Computing teachers without qualifications in their subject will receive at least 40 hours of continuing professional development through an £84 million programme announced in the chancellor’s autumn budget.
Nick Gibb, the schools minister, has shed further light on the government’s plans to “upskill” 8,000 computer science teachers.
In a written answer to a question from Labour MP and shadow minister Chi Onwurah, Gibb said the package would include a “national, intensive” CPD programme of at least 40 hours.
The programme will be designed for current computing teachers who don’t have a post-A level qualification in computer science
This will ensure that existing computing teachers “have the knowledge needed to teach the new computer science GCSE”.
The programme will be designed for current computing teachers who don’t have a post-A level qualification in computer science. Ministers want the scheme to reach up to 8,000 secondary teachers, “enough for there to be at least one in every secondary school”.
Proposals to boost computer science teaching were announced last month ahead of the chancellor’s autumn budget.
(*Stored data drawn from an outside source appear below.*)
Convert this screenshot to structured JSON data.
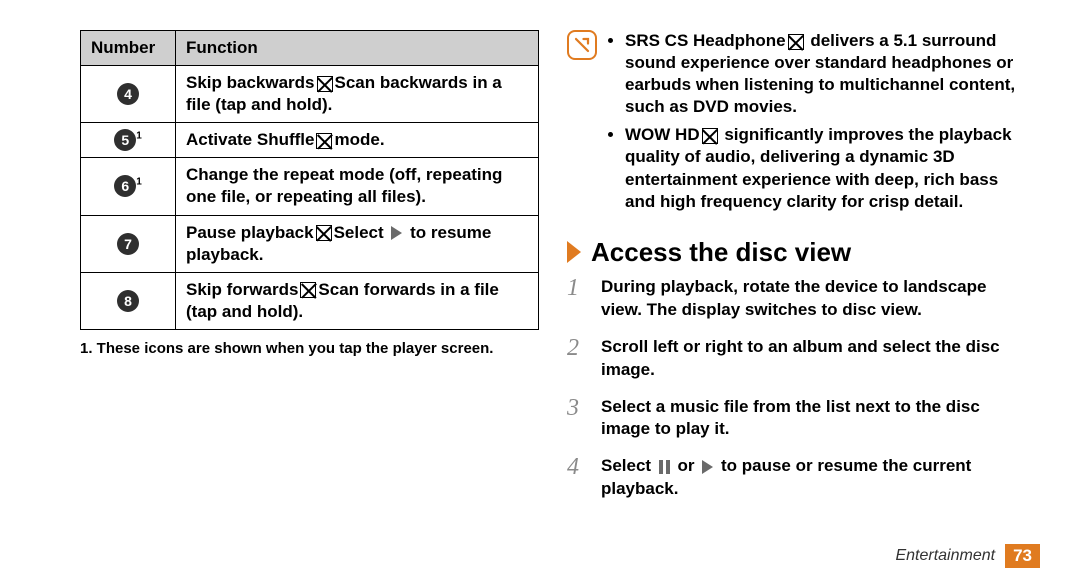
{
  "table": {
    "headers": {
      "number": "Number",
      "function": "Function"
    },
    "rows": [
      {
        "num": "4",
        "sup": "",
        "func_before": "Skip backwards",
        "glyph": "x",
        "func_after": "Scan backwards in a file (tap and hold)."
      },
      {
        "num": "5",
        "sup": "1",
        "func_before": "Activate Shuffle",
        "glyph": "x",
        "func_after": "mode."
      },
      {
        "num": "6",
        "sup": "1",
        "func_before": "Change the repeat mode (off, repeating one file, or repeating all files).",
        "glyph": "",
        "func_after": ""
      },
      {
        "num": "7",
        "sup": "",
        "func_before": "Pause playback",
        "glyph": "x",
        "func_after_before_icon": "Select",
        "icon": "tri-play",
        "func_after": "to resume playback."
      },
      {
        "num": "8",
        "sup": "",
        "func_before": "Skip forwards",
        "glyph": "x",
        "func_after": "Scan forwards in a file (tap and hold)."
      }
    ]
  },
  "footnote": "1. These icons are shown when you tap the player screen.",
  "notes": [
    {
      "before": "SRS CS Headphone",
      "glyph": "x",
      "after": " delivers a 5.1 surround sound experience over standard headphones or earbuds when listening to multichannel content, such as DVD movies."
    },
    {
      "before": "WOW HD",
      "glyph": "x",
      "after": " significantly improves the playback quality of audio, delivering a dynamic 3D entertainment experience with deep, rich bass and high frequency clarity for crisp detail."
    }
  ],
  "heading": "Access the disc view",
  "steps": [
    "During playback, rotate the device to landscape view. The display switches to disc view.",
    "Scroll left or right to an album and select the disc image.",
    "Select a music file from the list next to the disc image to play it.",
    "Select __PAUSE__ or __PLAY__ to pause or resume the current playback."
  ],
  "footer": {
    "section": "Entertainment",
    "page": "73"
  }
}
It was initially said that £100 million would be available, but this had fallen by the time the budget was announced.
The money allocated by the Treasury is expected to cover the cost of the CPD, which would treble the number of teachers trained to deliver the computing curriculum to 12,000 by 2022. It will also pay for the establishment of a new National Centre for Computing, which will produce training material and support schools.
While some school leaders welcomed the announcement in November, others warned it is not enough to solve the problems the schools community has had with delivering the computer science curriculum since it was introduced in 2014.
Bob Harrison, who chaired an advisory group to the Department for Education on computing in 2013, warned of a “crisis around computing in schools”, and said a “range of qualifications available across the spectrum of computing” were needed if it was to be solved.
In January, the shortage of computing teachers was officially recognised when the subject was added to the “shortage occupation list” by the Migration Advisory Committee. This lifted restrictions on hiring subject specialists from outside the EU.
A previous attempt to use additional government funding to recruit more computing teachers fell well short of its target.
The British Computer Society was handed £3 million to train 400 “master teachers” by March last year. But only 350 had actually been trained by this June, and they only reached around only 18 per cent of schools.